Untuk diketahui, proyek penghiliran batu bara di Indonesia —khususnya untuk diolah menjadi DME  sebagai substitusi LPG— masih terkatung-katung hingga saat ini, setelah ditinggal hengkang oleh investor Amerika Serikat (AS) Products & Chemical Inc (APCI).

APCI awal tahun ini mundur dari  megaproyek gasifikasi batu bara, yang dipenggawai oleh PT Bukit Asam Tbk (PTBA), untuk fokus pada proyek hidrogen biru di negara asalnya dengan janji insentif yang lebih menggiurkan dari pemerintah Negeri Paman Sam.

Menteri ESDM Arifin Tasrif belum lama ini mengatakan pemerintah masih terus berburu calon pengganti APCI untuk disandingkan dengan PTBA dalam menggarap proyek DME itu.

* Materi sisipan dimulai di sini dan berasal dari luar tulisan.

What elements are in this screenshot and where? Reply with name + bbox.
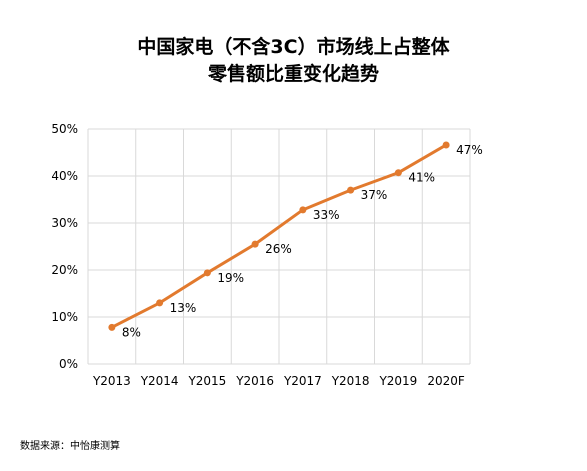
x-tick-label: Y2014 — [140, 374, 179, 388]
y-tick-label: 40% — [51, 169, 78, 183]
y-tick-label: 20% — [51, 263, 78, 277]
data-label: 47% — [456, 143, 483, 157]
data-point — [394, 169, 402, 177]
x-tick-label: Y2013 — [92, 374, 131, 388]
series-line — [110, 143, 448, 329]
y-tick-label: 30% — [51, 216, 78, 230]
data-label: 37% — [361, 188, 388, 202]
x-tick-label: 2020F — [427, 374, 465, 388]
x-tick-label: Y2017 — [283, 374, 322, 388]
chart-title: 中国家电（不含3C）市场线上占整体 零售额比重变化趋势 — [0, 34, 587, 88]
chart-title-line-1: 中国家电（不含3C）市场线上占整体 — [137, 36, 450, 58]
x-tick-label: Y2019 — [378, 374, 417, 388]
y-tick-label: 50% — [51, 122, 78, 136]
data-point — [442, 141, 450, 149]
data-label: 8% — [122, 325, 141, 339]
source-note: 数据来源：中怡康测算 — [20, 441, 120, 452]
data-point — [156, 299, 164, 307]
y-tick-label: 0% — [59, 357, 78, 371]
x-tick-label: Y2018 — [331, 374, 370, 388]
data-point — [251, 240, 259, 248]
data-label: 33% — [313, 208, 340, 222]
x-tick-label: Y2016 — [235, 374, 274, 388]
data-point — [299, 206, 307, 214]
data-point — [347, 186, 355, 194]
data-point — [108, 323, 116, 331]
data-label: 26% — [265, 242, 292, 256]
chart-title-line-2: 零售额比重变化趋势 — [207, 63, 379, 85]
data-label: 13% — [170, 301, 197, 315]
x-tick-label: Y2015 — [187, 374, 226, 388]
y-tick-label: 10% — [51, 310, 78, 324]
data-point — [203, 269, 211, 277]
data-label: 41% — [408, 171, 435, 185]
data-label: 19% — [217, 271, 244, 285]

"Dahulu kan investor itu yang punya lisensi, ke depannya memang harus cari juga yang sejenis, yang juga bisa membawa dana untuk investasi," kata Arifin saat ditemui di Kompleks Parlemen, Jakarta, Rabu (13/9/2023).

Proyek gasifikasi batu bara tersebut, kata Arifin, dinilai bakal tidak memakan anggaran investasi yang terlalu mahal. "Kalau [pakai gasifikasi batu bara], mungkin harga batu baranya memang cukup ekonomis, itu akan bagus."

Presiden Joko Widodo dalam beberapa kesempatan menyinggung bahwa proyek gasifikasi batu bara dapat mengurangi beban subsidi energi untuk LPG senilai Rp7 triliun per tahun.

Proyek mercusuar oleh PTBA dan APCI sejatinya direncanakan selama 20 tahun di wilayah Bukit Asam Coal Based Industrial Estate (BACBIE) yang berada di mulut tambang batu bara Tanjung Enim, Sumatra Selatan. BACBIE akan berada di lokasi yang sama dengan PLTU Mulut Tambang Sumsel 8.

Dengan mendatangkan investasi asing dari APCI senilai US$2,1 miliar atau setara Rp30 triliun, proyek itu awalnya digadang-gadang sanggup memenuhi kebutuhan 500.000 ton urea per tahun, 400.000 ton DME per tahun, dan 450.000 ton polipropilen per tahun. 

Menyitir pernyataan resmi Pertamina, dengan utilisasi 6 juta ton batu bara per tahun, proyek ini diklaim dapat menghasilkan 1,4 juta DME per tahun untuk mengurangi impor LPG 1 juta ton per tahun sehingga dapat memperbaiki neraca perdagangan.